On the Indica versus Sativa narrative, which is what’s likely to be of most interest to aficionados, a quick summary is as follows:
At least 32,600 years ago, true wild ancestral populations of subsp. indica diverged into two distinct groups, driven by climatic conditions in South and Central Asia. Respectively, these were var. himalayensis and var. asperrima. Adaptation then caused their habitat isolation, creating a reproductive barrier.
Subsequent domestication (i.e., selection by humans) drove their further divergence into Indicas (var. afghanica) and Sativas (var. indica). The terms Indica and Sativa can be used accurately to refer to some original Asian domesticates, but not to describe modern hybrid slop. Though note that many landraces are hybrids between these two formal botanical varieties.
The wild-type populations, var. himalayensis and var. asperrima, are invaluable reservoirs of biodiversity. Their importance for the future of Cannabis cannot be overstated. They are critically endangered and urgently need to be preserved in seed banks.
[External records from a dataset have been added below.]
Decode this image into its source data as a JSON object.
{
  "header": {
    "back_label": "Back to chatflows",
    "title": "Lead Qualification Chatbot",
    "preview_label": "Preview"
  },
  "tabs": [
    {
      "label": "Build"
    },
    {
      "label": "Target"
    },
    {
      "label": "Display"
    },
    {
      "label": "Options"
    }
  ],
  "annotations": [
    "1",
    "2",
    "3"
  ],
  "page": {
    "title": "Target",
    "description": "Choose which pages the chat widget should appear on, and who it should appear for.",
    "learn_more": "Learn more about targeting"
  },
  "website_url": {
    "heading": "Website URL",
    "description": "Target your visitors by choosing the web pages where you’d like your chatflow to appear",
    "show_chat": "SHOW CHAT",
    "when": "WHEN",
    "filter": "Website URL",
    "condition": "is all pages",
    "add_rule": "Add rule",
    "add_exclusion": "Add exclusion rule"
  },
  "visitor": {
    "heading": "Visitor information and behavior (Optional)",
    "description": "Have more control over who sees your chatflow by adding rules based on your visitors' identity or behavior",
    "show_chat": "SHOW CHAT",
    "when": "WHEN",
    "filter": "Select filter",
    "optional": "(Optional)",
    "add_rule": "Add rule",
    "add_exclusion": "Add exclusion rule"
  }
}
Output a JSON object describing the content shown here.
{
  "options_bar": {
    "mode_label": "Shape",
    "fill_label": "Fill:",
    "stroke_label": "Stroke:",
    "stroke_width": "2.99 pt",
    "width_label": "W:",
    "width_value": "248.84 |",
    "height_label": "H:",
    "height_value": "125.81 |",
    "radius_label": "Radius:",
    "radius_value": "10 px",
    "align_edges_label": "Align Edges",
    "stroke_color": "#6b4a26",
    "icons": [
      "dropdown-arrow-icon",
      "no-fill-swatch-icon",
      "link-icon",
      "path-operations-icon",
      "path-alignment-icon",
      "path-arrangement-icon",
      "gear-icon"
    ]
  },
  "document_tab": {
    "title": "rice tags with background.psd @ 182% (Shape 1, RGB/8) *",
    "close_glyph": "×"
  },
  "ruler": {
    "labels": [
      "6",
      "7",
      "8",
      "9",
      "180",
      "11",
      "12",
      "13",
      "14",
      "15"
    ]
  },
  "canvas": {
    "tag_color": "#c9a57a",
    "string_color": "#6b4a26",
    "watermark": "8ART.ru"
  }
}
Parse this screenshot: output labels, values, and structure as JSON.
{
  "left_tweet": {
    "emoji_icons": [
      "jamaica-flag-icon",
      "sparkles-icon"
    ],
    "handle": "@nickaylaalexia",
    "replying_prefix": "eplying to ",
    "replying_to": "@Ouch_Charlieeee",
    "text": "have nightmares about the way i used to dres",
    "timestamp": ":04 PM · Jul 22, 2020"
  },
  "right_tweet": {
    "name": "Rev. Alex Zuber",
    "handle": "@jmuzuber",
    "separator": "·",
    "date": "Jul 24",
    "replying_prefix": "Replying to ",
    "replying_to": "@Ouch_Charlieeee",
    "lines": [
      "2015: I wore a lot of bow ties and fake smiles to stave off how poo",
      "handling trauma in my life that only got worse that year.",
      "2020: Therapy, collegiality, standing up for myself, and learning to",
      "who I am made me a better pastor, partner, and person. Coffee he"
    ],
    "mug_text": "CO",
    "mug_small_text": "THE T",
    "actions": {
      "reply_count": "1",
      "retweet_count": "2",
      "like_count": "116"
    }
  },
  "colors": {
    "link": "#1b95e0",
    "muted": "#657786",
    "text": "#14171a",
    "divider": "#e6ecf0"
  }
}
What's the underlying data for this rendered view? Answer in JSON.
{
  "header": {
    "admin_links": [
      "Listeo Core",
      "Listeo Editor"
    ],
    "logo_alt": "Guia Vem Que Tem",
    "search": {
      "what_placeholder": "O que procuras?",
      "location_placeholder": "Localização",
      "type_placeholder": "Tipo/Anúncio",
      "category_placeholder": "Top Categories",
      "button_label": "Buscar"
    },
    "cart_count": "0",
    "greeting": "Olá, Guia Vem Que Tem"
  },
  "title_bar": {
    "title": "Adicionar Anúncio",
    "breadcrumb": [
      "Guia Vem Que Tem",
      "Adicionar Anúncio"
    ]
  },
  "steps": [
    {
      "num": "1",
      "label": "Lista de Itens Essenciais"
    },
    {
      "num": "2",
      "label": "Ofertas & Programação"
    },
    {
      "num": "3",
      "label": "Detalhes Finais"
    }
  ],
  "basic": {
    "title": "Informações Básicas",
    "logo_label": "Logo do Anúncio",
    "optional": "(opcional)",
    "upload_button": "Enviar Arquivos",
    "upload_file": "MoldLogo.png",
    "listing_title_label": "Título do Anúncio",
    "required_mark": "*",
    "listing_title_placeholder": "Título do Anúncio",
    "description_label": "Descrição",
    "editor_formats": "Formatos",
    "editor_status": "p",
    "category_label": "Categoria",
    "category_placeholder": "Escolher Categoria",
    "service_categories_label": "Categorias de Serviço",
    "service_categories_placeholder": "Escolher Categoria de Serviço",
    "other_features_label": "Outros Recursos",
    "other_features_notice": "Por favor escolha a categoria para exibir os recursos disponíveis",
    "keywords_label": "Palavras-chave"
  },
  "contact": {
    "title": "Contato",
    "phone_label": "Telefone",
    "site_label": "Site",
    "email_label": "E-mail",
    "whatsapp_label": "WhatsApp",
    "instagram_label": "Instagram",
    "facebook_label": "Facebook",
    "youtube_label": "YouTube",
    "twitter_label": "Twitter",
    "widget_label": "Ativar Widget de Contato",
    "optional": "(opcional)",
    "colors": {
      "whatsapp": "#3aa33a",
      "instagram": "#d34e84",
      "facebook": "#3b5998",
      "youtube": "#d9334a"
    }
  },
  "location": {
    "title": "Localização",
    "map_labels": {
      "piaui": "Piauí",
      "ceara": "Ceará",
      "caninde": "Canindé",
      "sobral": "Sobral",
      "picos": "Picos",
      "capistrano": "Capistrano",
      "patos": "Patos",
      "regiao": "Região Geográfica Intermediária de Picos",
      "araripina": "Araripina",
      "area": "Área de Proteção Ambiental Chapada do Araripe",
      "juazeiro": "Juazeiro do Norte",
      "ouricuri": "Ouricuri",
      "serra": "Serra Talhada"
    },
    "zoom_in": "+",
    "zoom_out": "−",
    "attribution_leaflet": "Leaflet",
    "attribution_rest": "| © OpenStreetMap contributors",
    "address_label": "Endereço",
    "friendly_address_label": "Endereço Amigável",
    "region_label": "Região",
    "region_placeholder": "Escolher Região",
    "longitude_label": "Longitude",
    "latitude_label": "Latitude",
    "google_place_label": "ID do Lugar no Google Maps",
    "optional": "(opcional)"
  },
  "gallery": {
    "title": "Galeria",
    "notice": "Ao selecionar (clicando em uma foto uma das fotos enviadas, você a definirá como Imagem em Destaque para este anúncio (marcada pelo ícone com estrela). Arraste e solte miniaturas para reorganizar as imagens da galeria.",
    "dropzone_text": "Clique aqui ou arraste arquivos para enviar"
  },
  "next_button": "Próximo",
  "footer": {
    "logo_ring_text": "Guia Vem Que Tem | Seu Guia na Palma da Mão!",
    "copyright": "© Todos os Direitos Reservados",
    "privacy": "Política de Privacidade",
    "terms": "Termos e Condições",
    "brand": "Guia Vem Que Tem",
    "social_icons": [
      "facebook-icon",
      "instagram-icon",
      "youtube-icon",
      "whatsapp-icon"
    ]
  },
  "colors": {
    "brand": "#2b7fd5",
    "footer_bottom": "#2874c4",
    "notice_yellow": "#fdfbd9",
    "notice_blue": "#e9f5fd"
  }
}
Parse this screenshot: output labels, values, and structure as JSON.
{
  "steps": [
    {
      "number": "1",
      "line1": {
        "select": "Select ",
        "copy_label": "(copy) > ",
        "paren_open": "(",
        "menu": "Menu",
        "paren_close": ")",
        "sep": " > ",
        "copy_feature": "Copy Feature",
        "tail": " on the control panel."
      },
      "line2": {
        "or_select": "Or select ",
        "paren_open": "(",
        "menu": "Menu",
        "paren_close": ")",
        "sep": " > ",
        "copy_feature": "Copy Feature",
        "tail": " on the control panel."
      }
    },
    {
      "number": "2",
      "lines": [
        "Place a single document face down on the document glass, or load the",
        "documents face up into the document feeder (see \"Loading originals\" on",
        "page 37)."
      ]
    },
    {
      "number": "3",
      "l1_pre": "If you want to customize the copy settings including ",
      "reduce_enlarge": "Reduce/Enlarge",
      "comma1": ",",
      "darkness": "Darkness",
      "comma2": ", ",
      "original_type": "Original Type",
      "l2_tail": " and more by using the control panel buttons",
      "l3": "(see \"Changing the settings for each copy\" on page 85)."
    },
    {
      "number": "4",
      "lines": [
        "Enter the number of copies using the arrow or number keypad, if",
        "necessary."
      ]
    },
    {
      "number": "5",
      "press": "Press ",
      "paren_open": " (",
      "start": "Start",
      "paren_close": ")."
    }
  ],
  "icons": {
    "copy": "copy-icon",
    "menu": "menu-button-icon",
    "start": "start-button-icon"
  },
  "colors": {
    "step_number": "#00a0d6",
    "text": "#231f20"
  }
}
The new study is an essential read. The abstract is as follows:
Two kinds of drug-type Cannabis gained layman’s terms in the 1980s. “Sativa” had origins in South Asia (India), with early historical dissemination to Southeast Asia, Africa, and the Americas. “Indica” had origins in Central Asia (Afghanistan, Pakistan, Turkestan). We have assigned unambiguous taxonomic names to these varieties, after examining morphological characters in 1100 herbarium specimens, and analyzing phytochemical and genetic data from the literature in a meta-analysis. “Sativa” and “Indica” are recognized as C. sativa subsp. indica var. indica and C. sativa subsp. indica var. afghanica, respectively. Their wild-growing relatives are C. sativa subsp. indica var. himalayensis (in South Asia), and C. sativa subsp. indica var. asperrima (in Central Asia). Natural selection initiated divergence, driven by climatic conditions in South and Central Asia. Subsequent domestication drove further phytochemical divergence. South and Central Asian domesticates can be distinguished by tetrahydrocannabinol and cannabidiol content (THC/CBD ratios, ≥7 or <7, respectively), terpenoid profiles (absence or presence of sesquiterpene alcohols), and a suite of morphological characters. The two domesticates have undergone widespread introgressive hybridization in the past 50 years. This has obliterated differences between hybridized “Sativa” and “Indica” currently available. “Strains” alleged to represent “Sativa” and “Indica” are usually based on THC/CBD ratios of plants with undocumented hybrid backgrounds (with so-called “Indicas” often delimited simply on possession of more CBD than “Sativas”). The classification presented here circumscribes and names four taxa of Cannabis that represent critically endangered reservoirs of germplasm from which modern cannabinoid strains originated, and which are in urgent need of conservation.